What does it signify? if anything, the sadness over the death of the queen is more like the death of a parent rather than that of someone in authority.
The British or any other monarchy in Europe is no more a symbol of authority or power. But the people there love it as part of their tradition. For a monarchy that has also power cannot and should not exist in modern times, at least in a democracy. If they do exist at all that is like a relic of the past as they still do in some European democracies and Japan.
So, the question that many political observers are raising about the challenges facing the new British monarch, King Charles III, after his accession to the throne on Saturday is essentially an exercise in storytelling and subjective analyses to fill the pages and airtime of the story-hungry print and electronic media for some time.
Even so, the monarchy still has some stakes in that it has to keep its exalted image as an institution representing national unity and history. And such image is important because it is a time when republicanism both in the United Kingdom and in the realms under the monarchy, though ornamental, is on the rise. If this is a challenge for the new British monarch, King Charles III, then he must know the limitations of his time as well as those of his own.
For the new British king knows full well that the era of keeping a stiff upper lip and the mystique surrounding the royal family are already over. Actually, his late mother's coronation in 1953 as Queen Elizabeth II was made public through television for the first time in that country's history. With that publicity, the air of aloofness and mystery shrouding the British royal family was gone. The present king himself has brought the royal family under the full glare of the media during his younger years, not least at the time of his scandalous marital breakdown with Princess Diana following his extramarital affair with Camilla Parker Bowles, now the Queen Consort. Also, his past activist role on various issues ranging from organic farming to climate change to that of a lobbyist has, to some measure, weakened the status of the royal family as the symbol of integrity and stability that his mother, the late queen, tried so ardently to preserve.

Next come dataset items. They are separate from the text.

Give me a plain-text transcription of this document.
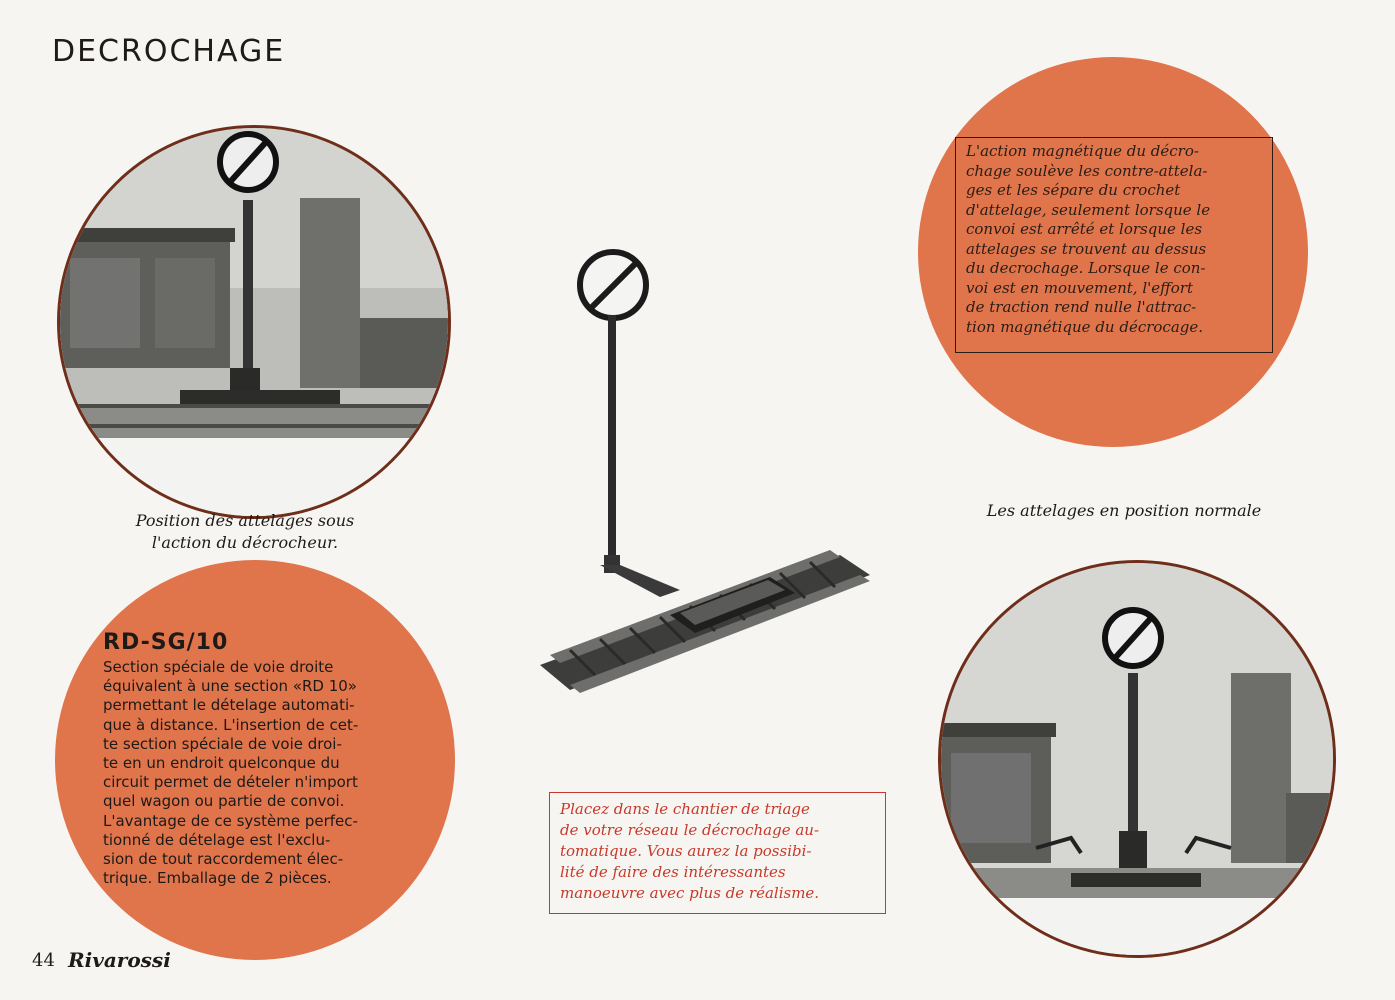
DECROCHAGE
Position des attelages sous
l'action du décrocheur.
RD-SG/10
Section spéciale de voie droite
équivalent à une section «RD 10»
permettant le dételage automati-
que à distance. L'insertion de cet-
te section spéciale de voie droi-
te en un endroit quelconque du
circuit permet de dételer n'import
quel wagon ou partie de convoi.
L'avantage de ce système perfec-
tionné de dételage est l'exclu-
sion de tout raccordement élec-
trique. Emballage de 2 pièces.
Placez dans le chantier de triage
de votre réseau le décrochage au-
tomatique. Vous aurez la possibi-
lité de faire des intéressantes
manoeuvre avec plus de réalisme.
L'action magnétique du décro-
chage soulève les contre-attela-
ges et les sépare du crochet
d'attelage, seulement lorsque le
convoi est arrêté et lorsque les
attelages se trouvent au dessus
du decrochage. Lorsque le con-
voi est en mouvement, l'effort
de traction rend nulle l'attrac-
tion magnétique du décrocage.
Les attelages en position normale
44 Rivarossi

Evidently, the British monarchy has meanwhile lost much of the aura the late queen could maintain with her personal charm and an impartial, apolitical role as head of state. And so far as the royal duties of his progeny go, it has been shrunken markedly.
Prince Harry and Meghan Markle, the Duke and Duchess of Sussex, have withdrawn themselves from royal duties from their personal choice, while Prince Andrew, Duke of York, was made to cede his public duties due to his connection with the convicted American sex offender, Jeffrey Epstein.

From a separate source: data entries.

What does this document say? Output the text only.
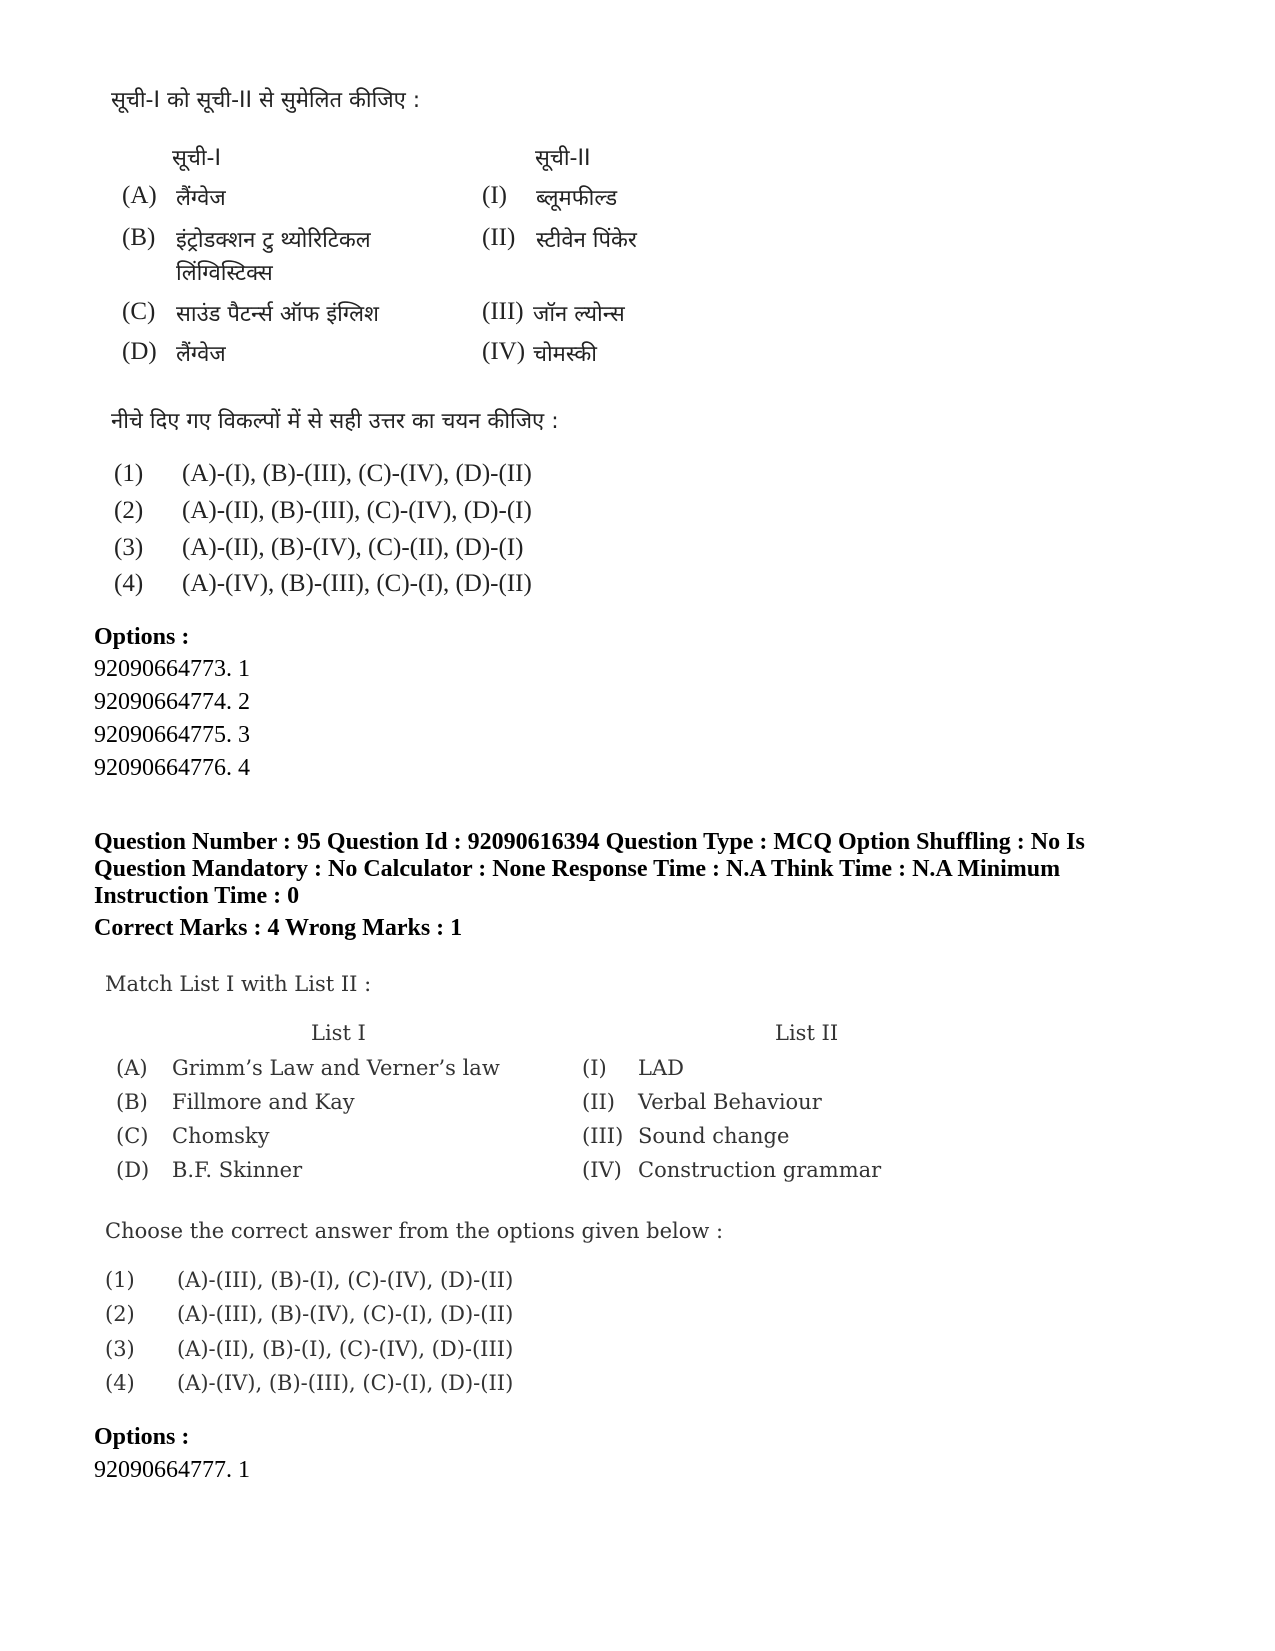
सूची-I को सूची-II से सुमेलित कीजिए :
सूची-I	सूची-II
(A) लैंग्वेज
(B) इंट्रोडक्शन टु थ्योरिटिकल
लिंग्विस्टिक्स
(C) साउंड पैटर्न्स ऑफ इंग्लिश
(D) लैंग्वेज
(I) ब्लूमफील्ड
(II) स्टीवेन पिंकेर
(III) जॉन ल्योन्स
(IV) चोमस्की
नीचे दिए गए विकल्पों में से सही उत्तर का चयन कीजिए :
(1) (A)-(I), (B)-(III), (C)-(IV), (D)-(II)
(2) (A)-(II), (B)-(III), (C)-(IV), (D)-(I)
(3) (A)-(II), (B)-(IV), (C)-(II), (D)-(I)
(4) (A)-(IV), (B)-(III), (C)-(I), (D)-(II)
Options :
92090664773. 1
92090664774. 2
92090664775. 3
92090664776. 4
Question Number : 95 Question Id : 92090616394 Question Type : MCQ Option Shuffling : No Is
Question Mandatory : No Calculator : None Response Time : N.A Think Time : N.A Minimum
Instruction Time : 0
Correct Marks : 4 Wrong Marks : 1
Match List I with List II :
List I	List II
(A) Grimm’s Law and Verner’s law
(B) Fillmore and Kay
(C) Chomsky
(D) B.F. Skinner
(I) LAD
(II) Verbal Behaviour
(III) Sound change
(IV) Construction grammar
Choose the correct answer from the options given below :
(1) (A)-(III), (B)-(I), (C)-(IV), (D)-(II)
(2) (A)-(III), (B)-(IV), (C)-(I), (D)-(II)
(3) (A)-(II), (B)-(I), (C)-(IV), (D)-(III)
(4) (A)-(IV), (B)-(III), (C)-(I), (D)-(II)
Options :
92090664777. 1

So, to the public eye, the British monarchy will lose much of its appeal in the post-Elizabeth era. And that is more so because the present king and his heirs apparent look more like lesser mortals with their human frailties.

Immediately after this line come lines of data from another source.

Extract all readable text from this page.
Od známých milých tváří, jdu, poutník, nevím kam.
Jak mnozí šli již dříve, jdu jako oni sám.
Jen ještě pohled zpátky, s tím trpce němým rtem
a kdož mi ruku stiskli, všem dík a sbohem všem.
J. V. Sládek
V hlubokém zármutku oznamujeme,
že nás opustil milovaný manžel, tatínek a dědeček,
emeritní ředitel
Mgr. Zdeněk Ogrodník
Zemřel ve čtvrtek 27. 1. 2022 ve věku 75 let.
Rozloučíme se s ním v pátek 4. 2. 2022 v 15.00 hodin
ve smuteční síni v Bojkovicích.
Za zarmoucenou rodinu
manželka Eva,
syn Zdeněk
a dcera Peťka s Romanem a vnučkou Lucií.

Though monarchy in democracies is fast losing its relevance, it is not so where democracy could never have a chance.
For in some countries of Asia and Africa, monarchies and potentates reign supreme.
And in the absence of a movement for change inspired by a revolutionary ideal, these Asiatic monarchs' and other dictators' grip on state power across the world is increasing, rather than decreasing.
In that sense, the decline of the British monarchy, which has been so gracious and liberal, is dispiriting, indeed!